Huh? I've been cycling for 15 years, many of those years doing 15k km a year, all year round. Mountain biking on mountains at -15C, down to urban cycling in 38-40C scorching summer heat. I've never noticed speed, effort, stamina changing with temperature as you suggest.

And I've done lots of road cycling at constant 35-40km/h, descents of up to 70+km/h.

3 comments

I am not really contradicting you here. Just want clarification from GP. My reaction was Huh? As well.

With N=15 years of gps data and 40-70 of those days per year below zero very few below -10°C. I can say that I ride slower on cold days on avarage.

I am not fit and do not track that at all. I can barely keep my avarage above 25km/h in city traffic for 15km, very few conflict points maybe twenty but not comparable to road cycling. So a km/h decrease of avarage speed during winter is common but not a given. I do not count bad road conditions, but Stockholm has really good maintanance during winter, ice free asphalt all year.

I definitely ride slower in winter too but I always assumed that was due to my body having a harder time in the cold rather than air density changes.

That seems to be born out by using better (read more expensive) winter riding gear. I naturally run a bit cold so spending on low temperature tights, base layer and jersey/jacket has made a massive difference for me.

More wind chill?
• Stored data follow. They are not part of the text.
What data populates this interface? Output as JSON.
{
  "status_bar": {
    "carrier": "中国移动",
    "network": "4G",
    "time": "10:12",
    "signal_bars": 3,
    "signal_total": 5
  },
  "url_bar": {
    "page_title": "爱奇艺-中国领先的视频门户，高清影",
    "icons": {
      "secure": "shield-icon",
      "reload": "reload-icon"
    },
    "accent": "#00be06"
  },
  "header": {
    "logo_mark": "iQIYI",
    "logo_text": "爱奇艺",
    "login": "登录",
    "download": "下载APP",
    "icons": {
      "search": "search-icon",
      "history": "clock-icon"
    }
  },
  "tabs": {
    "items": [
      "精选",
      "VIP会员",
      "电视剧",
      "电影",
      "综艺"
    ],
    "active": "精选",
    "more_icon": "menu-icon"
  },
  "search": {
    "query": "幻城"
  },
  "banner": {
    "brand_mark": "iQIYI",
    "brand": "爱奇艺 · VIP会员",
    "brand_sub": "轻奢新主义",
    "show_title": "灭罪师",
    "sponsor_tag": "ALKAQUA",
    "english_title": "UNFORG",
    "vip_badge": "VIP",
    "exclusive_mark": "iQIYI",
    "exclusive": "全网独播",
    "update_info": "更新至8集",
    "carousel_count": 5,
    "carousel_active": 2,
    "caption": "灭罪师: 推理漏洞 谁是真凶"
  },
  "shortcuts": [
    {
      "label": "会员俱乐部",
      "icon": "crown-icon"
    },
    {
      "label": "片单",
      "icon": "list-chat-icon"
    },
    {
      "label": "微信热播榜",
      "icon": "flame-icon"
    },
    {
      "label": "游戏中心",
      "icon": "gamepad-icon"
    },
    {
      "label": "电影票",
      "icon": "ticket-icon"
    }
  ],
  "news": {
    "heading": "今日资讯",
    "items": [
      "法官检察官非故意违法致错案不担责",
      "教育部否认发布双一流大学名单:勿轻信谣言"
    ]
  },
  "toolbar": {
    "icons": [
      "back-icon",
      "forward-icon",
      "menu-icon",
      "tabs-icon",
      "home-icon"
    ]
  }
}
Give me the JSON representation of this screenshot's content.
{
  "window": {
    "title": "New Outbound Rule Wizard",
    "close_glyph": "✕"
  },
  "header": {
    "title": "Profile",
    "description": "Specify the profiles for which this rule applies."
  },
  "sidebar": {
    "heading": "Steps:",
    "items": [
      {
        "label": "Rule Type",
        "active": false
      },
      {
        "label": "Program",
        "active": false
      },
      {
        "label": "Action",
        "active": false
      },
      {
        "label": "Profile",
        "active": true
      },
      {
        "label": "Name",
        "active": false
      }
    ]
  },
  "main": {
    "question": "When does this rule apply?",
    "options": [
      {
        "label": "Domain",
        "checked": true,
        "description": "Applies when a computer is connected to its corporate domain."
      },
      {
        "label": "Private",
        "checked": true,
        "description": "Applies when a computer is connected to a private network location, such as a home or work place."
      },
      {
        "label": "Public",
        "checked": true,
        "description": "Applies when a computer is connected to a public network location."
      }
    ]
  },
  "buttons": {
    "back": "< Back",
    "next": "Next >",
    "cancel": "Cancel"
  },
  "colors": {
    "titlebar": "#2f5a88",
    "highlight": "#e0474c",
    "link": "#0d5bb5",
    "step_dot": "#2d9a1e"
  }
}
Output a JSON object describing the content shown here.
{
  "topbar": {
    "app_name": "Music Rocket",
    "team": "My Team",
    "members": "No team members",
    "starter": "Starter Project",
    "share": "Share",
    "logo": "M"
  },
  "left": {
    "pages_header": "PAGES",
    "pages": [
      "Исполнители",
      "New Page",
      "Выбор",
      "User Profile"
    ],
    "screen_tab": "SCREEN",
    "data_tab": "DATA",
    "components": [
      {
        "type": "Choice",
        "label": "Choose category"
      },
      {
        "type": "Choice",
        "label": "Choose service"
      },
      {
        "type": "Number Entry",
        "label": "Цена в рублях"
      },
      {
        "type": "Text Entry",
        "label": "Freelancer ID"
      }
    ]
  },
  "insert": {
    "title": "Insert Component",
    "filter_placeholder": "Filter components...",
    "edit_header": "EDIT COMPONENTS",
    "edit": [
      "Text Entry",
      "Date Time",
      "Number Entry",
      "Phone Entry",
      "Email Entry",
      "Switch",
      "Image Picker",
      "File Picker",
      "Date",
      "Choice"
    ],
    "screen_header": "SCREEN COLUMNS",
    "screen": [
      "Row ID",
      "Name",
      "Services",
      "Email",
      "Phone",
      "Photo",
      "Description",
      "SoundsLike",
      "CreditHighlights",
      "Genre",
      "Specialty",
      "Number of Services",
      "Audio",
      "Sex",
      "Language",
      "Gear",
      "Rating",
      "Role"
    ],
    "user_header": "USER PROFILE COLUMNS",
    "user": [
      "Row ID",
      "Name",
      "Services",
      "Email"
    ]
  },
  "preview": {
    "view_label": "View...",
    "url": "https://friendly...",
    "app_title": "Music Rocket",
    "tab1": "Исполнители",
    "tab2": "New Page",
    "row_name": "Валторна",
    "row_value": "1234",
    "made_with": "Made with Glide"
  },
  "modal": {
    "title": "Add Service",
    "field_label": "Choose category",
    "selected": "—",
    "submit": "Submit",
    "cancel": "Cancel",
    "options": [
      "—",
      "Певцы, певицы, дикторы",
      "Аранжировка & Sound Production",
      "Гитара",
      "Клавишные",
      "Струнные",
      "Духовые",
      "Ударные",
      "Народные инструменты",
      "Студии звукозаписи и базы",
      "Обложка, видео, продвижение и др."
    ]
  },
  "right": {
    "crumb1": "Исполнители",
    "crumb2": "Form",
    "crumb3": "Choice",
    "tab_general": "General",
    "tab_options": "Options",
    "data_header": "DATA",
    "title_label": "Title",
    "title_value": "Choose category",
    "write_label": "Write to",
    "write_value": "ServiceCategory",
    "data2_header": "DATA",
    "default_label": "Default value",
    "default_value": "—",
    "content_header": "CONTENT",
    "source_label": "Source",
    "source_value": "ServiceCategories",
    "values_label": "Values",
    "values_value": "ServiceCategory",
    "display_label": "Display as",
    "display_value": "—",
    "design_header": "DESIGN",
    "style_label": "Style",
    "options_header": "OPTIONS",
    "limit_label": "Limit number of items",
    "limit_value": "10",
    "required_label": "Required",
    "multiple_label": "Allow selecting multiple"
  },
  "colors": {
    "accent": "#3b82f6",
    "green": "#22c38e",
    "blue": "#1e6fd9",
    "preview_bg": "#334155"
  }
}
More weight by thicker clothing?
I ride with heavy loads, 10+ kilos is common, no stats on that though. For my speed it does not matter much with 2 kg clothes.
Interesting! I’m also a long time high volume cyclist, and I see a clear effect of slower rides in winter. I’m talking about around specific routes and training sessions where the point is to go as fast as possible. With the same power I seem to go more slowly when it’s cold.

Obviously there could be many reasons for this: less aerodynamic clothing, more cautious cornering etc etc, but the effect is very noticeable to me.

Track your time on a consistent route on paved, snow free roads. I guarantee you'll see a dip in winter.

Scorching heat with high humidity has an opposite effect. H2O drops the density of air and you can go measurably faster than in drier air.